Театр – это не школа, где переходят из класса в класс
– Плохо. Театр кукол – это искусство, и роль художника (в общем смысле) в нем велика. Но к тебе приходят и говорят: "Твое дело – подготовить детей к другому театру". Что это за задача? Театр – это не школа, где переходят из класса в класс, потому что так устроена система. И в театре кукол есть утренний репертуар и есть вечерний репертуар. Театр не выполняет заранее предначертанной ему роли. Если художник знает, как сделать, чтобы ребенку было интересно в театре и в четыре, и в десять, и в шестнадцать лет, чтобы он пришел в театр и больше оттуда не уходил, то зачем мы будем ему руки связывать?
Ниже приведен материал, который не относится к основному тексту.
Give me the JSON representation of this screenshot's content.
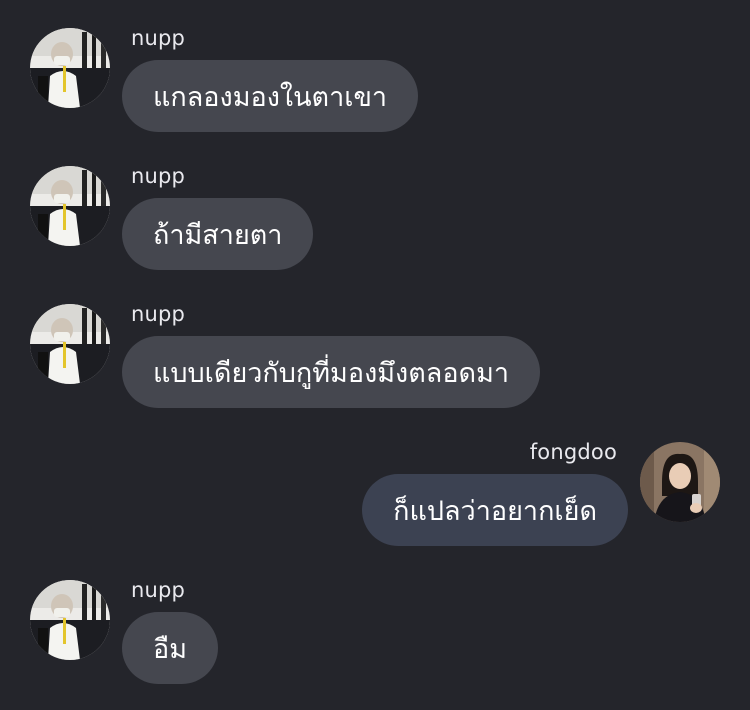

Поэтому ответ на социальный заказ – это дело десятое. Если театр кукол способен подготовить ребенка для восприятия другого театра – замечательно, если у него хорошо получается работать с детьми постарше – тоже прекрасно. Драматический театр тоже работает с детьми, но тут проблема пространства: что делать в наших 700-местных залах? Наверное, надо работать как-то по-другому, не "на потребу". Даже новогоднее представление – это особый жанр, к нему свои требования, это может быть сделано хорошо или плохо. Надо поощрять все талантливое, что есть. Если в городе есть театр кукол с хорошим художником, не надо требовать, чтобы он выполнял функцию в этой триаде.
– Если говорить о камерном пространстве для доверительного театрального разговора, стоит ли выделять ТЮЗ как специфический театр для такого разговора?
– Это было бы идеально. Но тут надо как-то по-иному подходить к планированию, к "госзаданию". У одного театра тысячный зал, у другого – на 100–150 человек. С детьми или даже с подростками лучше говорить в небольшом пространстве. Когда спектакль идет в большом зале, подростки на последних рядах сидят и занимаются своими делами, даже если спектакль хороший: актерская энергия до них не доходит, и они в этом не виноваты. Взрослый человек приходит в театр сознательно, он даже свою энергию посылает навстречу, а подростку быстро становится скучно, если чуть хуже видно или слышно. Поэтому для детей я бы выделял малые пространства. Понятно, что это проблема экономическая, и я не знаю, как ее решить. Конечно, если одновременно идет три маленьких спектакля, это дороже, чем один большой, выгоднее тысячу детей загнать в один зал, чем десять раз по сто. Но если исходить только от экономической выгоды, то так оно и получается.
– Нужно ли нам принципиальное разделение на взрослый и детский театр? Когда актер утром играет в детской сказке, а вечером в пьесе Шекспира – это же нормально?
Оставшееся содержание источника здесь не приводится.